Six Key Takeaways from A Day with Professor Jo Boaler
Posted 08 May 2019 12:51pm
Claudelands Event Centre was buzzing on April 24th, with 520 motivated mathematics educators who were eagerly awaiting Professor Jo Boaler and youcubed co-director Cathy Williams to deliver their new workshop Limitless: The 6 keys that unlock potential and transform pathways.
Jo and Cathy were engaging and inspiring, and offered very practical ideas for teachers to use in their mathematics teaching. These ideas are not only applicable to mathematics, and may be implemented across all learning areas.
If you weren’t lucky enough to attend on the day - or if you were and would like a refresher - here are six key takeaways from Jo.
1. Brain Growth and Change
Brains can grow, adapt and change. This means there is no such thing as a ‘mathematics person’ - all students can learn mathematics. New neuro-pathways can be created when students develop a growth mindset and approach to learning.
2. Mindset
A growth mindset is key to how students see and engage with the world around them. This is particularly true for mathematics. Teachers encourage and model a growth mindset by:
- considering the language you use
- normalising mistakes
- encouraging students to believe in themselves
- reassuring students that they can learn anything
- reminding students that the more they work, the smarter they will get
- praising students for what they have done and learned, eg.
- “I like the way you persevered with that problem!”
- “It is great that you have learned that!”
3. Struggle and Mistakes
Our best learning takes place when we struggle with the mathematics. Making mistakes is also key as it accelerates learning by pushing students to the edge of understanding. Give messages to students that it is important to struggle and make mistakes as this is what enables our brains to grow and create those new neuro-pathways.

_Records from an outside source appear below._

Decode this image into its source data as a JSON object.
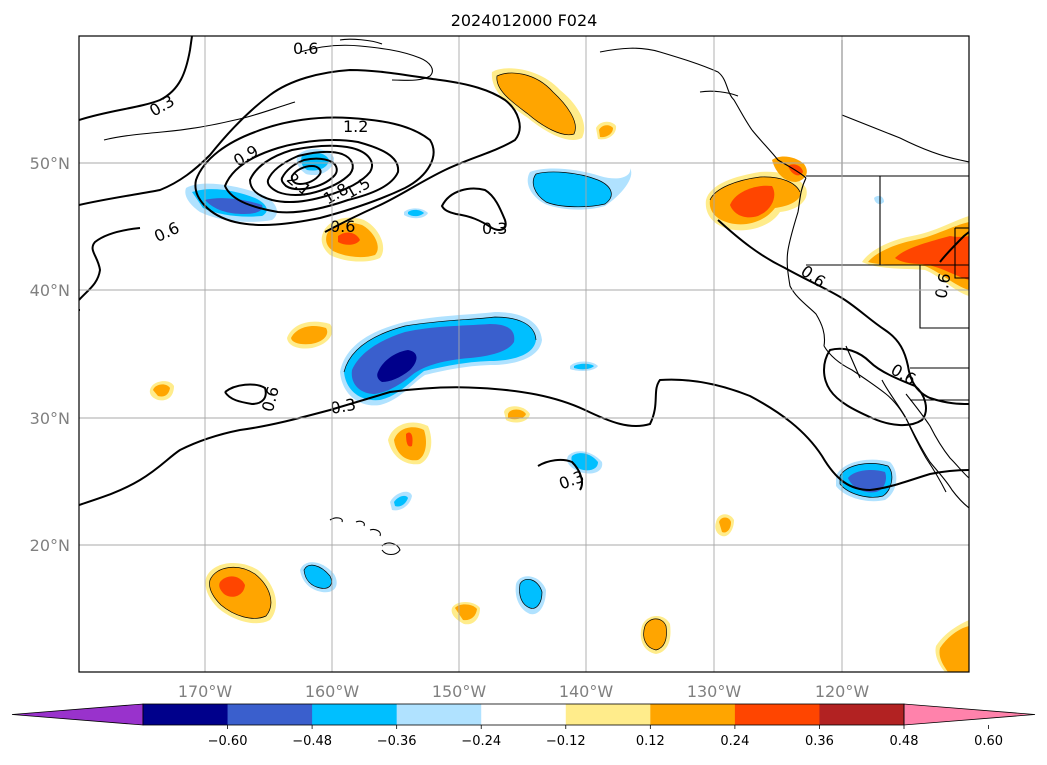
{
  "title": "2024012000 F024",
  "map": {
    "lat_labels": [
      "50°N",
      "40°N",
      "30°N",
      "20°N"
    ],
    "lon_labels": [
      "170°W",
      "160°W",
      "150°W",
      "140°W",
      "130°W",
      "120°W"
    ],
    "grid": true
  },
  "contour_labels": [
    "0.6",
    "0.3",
    "0.9",
    "1.2",
    "2.1",
    "1.8",
    "1.5",
    "0.6",
    "0.6",
    "0.3",
    "0.6",
    "0.6",
    "0.6",
    "0.3",
    "0.3",
    "0.6"
  ],
  "colorbar": {
    "tick_labels": [
      "−0.60",
      "−0.48",
      "−0.36",
      "−0.24",
      "−0.12",
      "0.12",
      "0.24",
      "0.36",
      "0.48",
      "0.60"
    ],
    "colors": [
      "#9932cc",
      "#00008b",
      "#3a5fcd",
      "#00bfff",
      "#b0e2ff",
      "#ffffff",
      "#ffec8b",
      "#ffa500",
      "#ff4500",
      "#b22222",
      "#ff82ab"
    ],
    "extend": "both"
  }
}
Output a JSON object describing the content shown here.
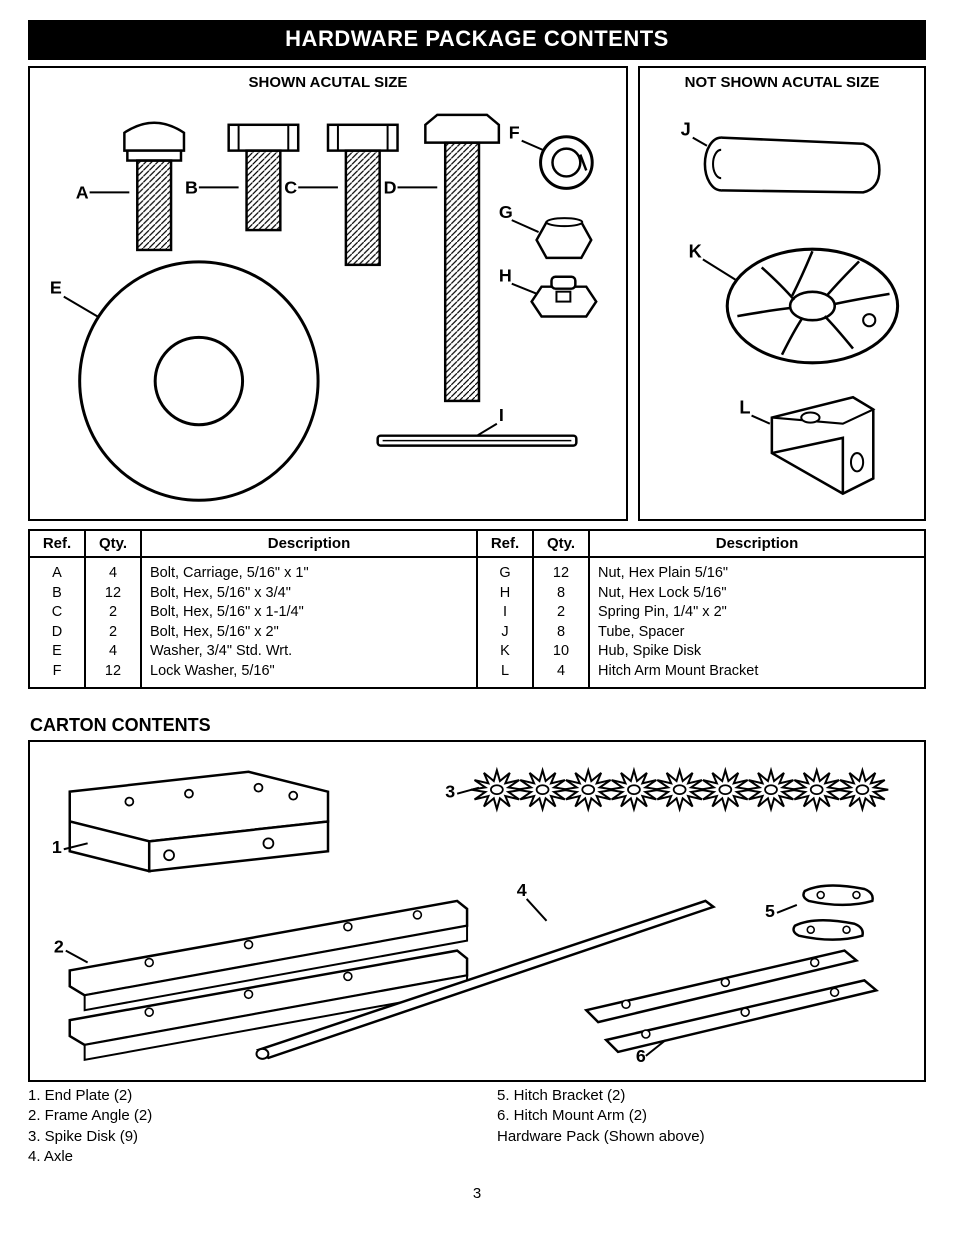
{
  "banner": "HARDWARE PACKAGE CONTENTS",
  "panelLeftTitle": "SHOWN ACUTAL SIZE",
  "panelRightTitle": "NOT SHOWN ACUTAL SIZE",
  "hardwareLabels": {
    "A": "A",
    "B": "B",
    "C": "C",
    "D": "D",
    "E": "E",
    "F": "F",
    "G": "G",
    "H": "H",
    "I": "I",
    "J": "J",
    "K": "K",
    "L": "L"
  },
  "hwTable": {
    "headers": {
      "ref": "Ref.",
      "qty": "Qty.",
      "desc": "Description"
    },
    "left": [
      {
        "ref": "A",
        "qty": "4",
        "desc": "Bolt, Carriage, 5/16\" x 1\""
      },
      {
        "ref": "B",
        "qty": "12",
        "desc": "Bolt, Hex, 5/16\" x 3/4\""
      },
      {
        "ref": "C",
        "qty": "2",
        "desc": "Bolt, Hex, 5/16\" x 1-1/4\""
      },
      {
        "ref": "D",
        "qty": "2",
        "desc": "Bolt, Hex, 5/16\" x 2\""
      },
      {
        "ref": "E",
        "qty": "4",
        "desc": "Washer, 3/4\" Std. Wrt."
      },
      {
        "ref": "F",
        "qty": "12",
        "desc": "Lock Washer, 5/16\""
      }
    ],
    "right": [
      {
        "ref": "G",
        "qty": "12",
        "desc": "Nut, Hex Plain  5/16\""
      },
      {
        "ref": "H",
        "qty": "8",
        "desc": "Nut, Hex Lock 5/16\""
      },
      {
        "ref": "I",
        "qty": "2",
        "desc": "Spring Pin, 1/4\" x 2\""
      },
      {
        "ref": "J",
        "qty": "8",
        "desc": "Tube, Spacer"
      },
      {
        "ref": "K",
        "qty": "10",
        "desc": "Hub, Spike Disk"
      },
      {
        "ref": "L",
        "qty": "4",
        "desc": "Hitch Arm Mount Bracket"
      }
    ]
  },
  "cartonTitle": "CARTON CONTENTS",
  "cartonLabels": {
    "1": "1",
    "2": "2",
    "3": "3",
    "4": "4",
    "5": "5",
    "6": "6"
  },
  "cartonLegend": {
    "left": [
      "1.  End Plate (2)",
      "2.  Frame Angle (2)",
      "3.  Spike Disk (9)",
      "4.  Axle"
    ],
    "right": [
      "5.  Hitch Bracket (2)",
      "6.  Hitch Mount Arm (2)",
      "     Hardware Pack (Shown above)"
    ]
  },
  "pageNumber": "3",
  "style": {
    "stroke": "#000000",
    "strokeWidth": 2,
    "hatchColor": "#000000",
    "background": "#ffffff",
    "fontFamily": "Arial"
  }
}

- Value mistakes as learning opportunities.
- When students experience learning wobbles their brains are being stretched.
- The Learning Pit by James Nottingham is excellent way of supporting students to understand struggle.
4. Engage with Content with a Lens of Multiplicity
Tasks and learning experiences that allow for original thinking enable students to view, develop, use and make sense of mathematics. Select tasks that ensure students will engage with the mathematics in a variety of ways, including the use of equipment, talking about their learning and justifying their solutions. Considerations for task selection should include:
- identifying the big ideas of mathematics
- ensuring mathematics problems have multiple methods and more than one possible solution rather than single methods and fixed answers
- making mathematics problems visual and creative.
5. Creative Flexible Thinking
Creative, flexible thinkers are more likely to engage with numbers flexibly and use number sense to help them solve problems. When students have creative, flexible thinking they are able to demonstrate multiple representations of their understanding. It is important to remember:
- speed is the enemy - avoid an emphasis on speed and timed tasks
- students should be able to think deeply, make connections, reason and justify their solutions,
- encourage students to ask questions of each other: how do you see it/ how do you think about it?
- students need to express their understanding in different ways, an example is to use a Think Board.
6. Connections and Collaboration
Collaborate with others on ideas, and engage in a process of sharing ideas, making conjectures and proving them. Memories are strongest and best when they access knowledge that is built in different parts of the brain, connected, rich and multi-dimensional. It helps our brains to think of mathematics visually, not just in numbers. This can include:
- problem solving using flexible grouping strategies, such as multi-level groups
- using the Five Talk Moves
- encouraging students to tap into prior learning/knowledge
- creating visual representations of solutions to problem solving
Another key message…
Fingers are very important to the learning of mathematics. Jo shared that neuroscientists have concluded that:
- fingers should be the link between numerical quantities and their visual representation
- fingers should be the physical support for learning arithmetic (number) problems
- schools should have a greater focus on finger discrimination (usage).